2011 was also a major year for my own images showing up in print. From a major tourism advertising campaign for the state of Montana to the Autumn 2011 cover of The Nature Conservancy magazine, an organization that is truly a force for nature. It also heralded in the beginning of my mainstream multimedia reportage on TNC’s iPad App.
This of course was also another big year for my dialogue-building program in Afghanistan known as Wilderness Diplomacy. This effort uses America’s greatest environmental resources – and my photographs of them – as a way to open dialogue. The initiative found new life as the cover story of Sierra Magazine’s May/June issue. To date, many different divisions of our government use my book on our national parks as a diplomatic tool, including the Department of Defense, State Department, Department of the Interior and National Park Service.
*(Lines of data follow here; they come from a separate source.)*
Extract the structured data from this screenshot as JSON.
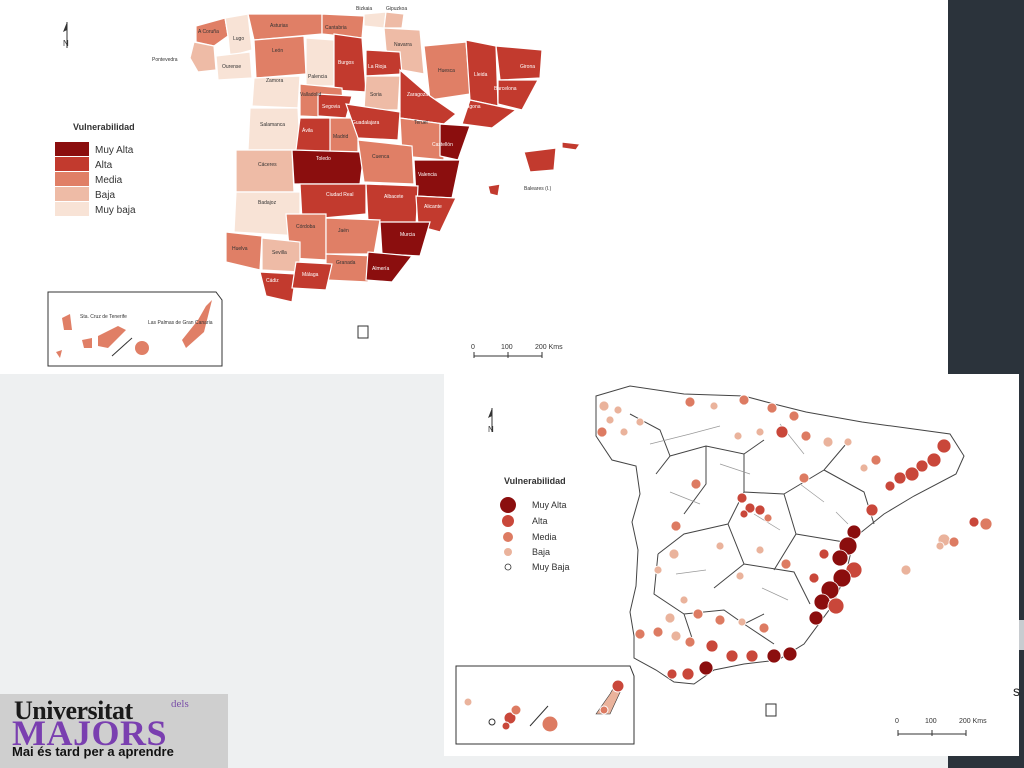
{
  "map1": {
    "legend_title": "Vulnerabilidad",
    "legend": [
      {
        "label": "Muy Alta",
        "color": "#8b0e0e"
      },
      {
        "label": "Alta",
        "color": "#c23a2e"
      },
      {
        "label": "Media",
        "color": "#e07f66"
      },
      {
        "label": "Baja",
        "color": "#eebba6"
      },
      {
        "label": "Muy baja",
        "color": "#f8e3d6"
      }
    ],
    "provinces": [
      "A Coruña",
      "Lugo",
      "Asturias",
      "Cantabria",
      "Bizkaia",
      "Gipuzkoa",
      "Navarra",
      "Pontevedra",
      "Ourense",
      "León",
      "Burgos",
      "La Rioja",
      "Huesca",
      "Lleida",
      "Girona",
      "Zamora",
      "Palencia",
      "Soria",
      "Zaragoza",
      "Barcelona",
      "Valladolid",
      "Segovia",
      "Tarragona",
      "Salamanca",
      "Ávila",
      "Madrid",
      "Guadalajara",
      "Teruel",
      "Castellón",
      "Cáceres",
      "Toledo",
      "Cuenca",
      "Valencia",
      "Baleares (I.)",
      "Badajoz",
      "Ciudad Real",
      "Albacete",
      "Alicante",
      "Córdoba",
      "Jaén",
      "Murcia",
      "Huelva",
      "Sevilla",
      "Granada",
      "Almería",
      "Cádiz",
      "Málaga",
      "Sta. Cruz de Tenerife",
      "Las Palmas de Gran Canaria"
    ],
    "scale": {
      "ticks": [
        "0",
        "100",
        "200 Kms"
      ]
    },
    "north": "N"
  },
  "map2": {
    "legend_title": "Vulnerabilidad",
    "legend": [
      {
        "label": "Muy Alta",
        "color": "#8b0e0e"
      },
      {
        "label": "Alta",
        "color": "#c9473a"
      },
      {
        "label": "Media",
        "color": "#dd7b62"
      },
      {
        "label": "Baja",
        "color": "#eab39c"
      },
      {
        "label": "Muy Baja",
        "color": "#ffffff"
      }
    ],
    "scale": {
      "ticks": [
        "0",
        "100",
        "200 Kms"
      ]
    },
    "north": "N"
  },
  "logo": {
    "line1": "Universitat",
    "line1_small": "dels",
    "line2": "MAJORS",
    "line3": "Mai és tard per a aprendre"
  },
  "edge_text": "s"
}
We of course can’t forget my celebrity debut with the guys of hit television show One Tree Hill in our own, outdoor mantastic voyage, Wild Life: A New Generation of Wild, a 15-minute multimedia experience that followed me and the team through the wilds of Florida’s back country bringing the outdoors to literally millions of viewers around the world. Within a week, we amassed over 750,000 views on Facebook, 10,000 twitter followers and a following in over 120 countries. I realized then the power of having a voice and a viewership and I couldn’t be more grateful for all the amazing words our fans shared with us.
Of course I’m incredibly excited about the publication of book 2 (sort of), the paperback edition of The National Parks: Our American Landscape. This companion to the hardcover book of the same name was released in April 2011 (the hardcover in August 2009) by Earth Aware Editions. The sales have been strong and it’s already in dozens of National Parks across the country. The new book wasn’t just a reprint and redesign in a smaller format, but I also managed to add over 40 new images and parks that weren’t in the first one.
And last but not least and certainly most recent, the beginning of my first feature documentary film Healing Waters began principal photography in India in October/November. We’ve already assembled a rough cut and I can’t tell you how excited I am about where this beautifully rich film will go. I hope that this project will enlighten and engage people on the importance of our planets 2nd largest river, it’s dwindling health and the incredible effort to save it. This may possibly be the largest restoration effort ever undertaken.
I’m excited for 2012! I’m excited to share footage and a first look at Healing Waters as well as some other stories I shot, including a beautiful feature on Yosemite National Park’s lesser known places, which is scheduled for the Spring 2012 issue of National Parks magazine.
Thank you to everyone for a great year and I’m excited about the one ahead!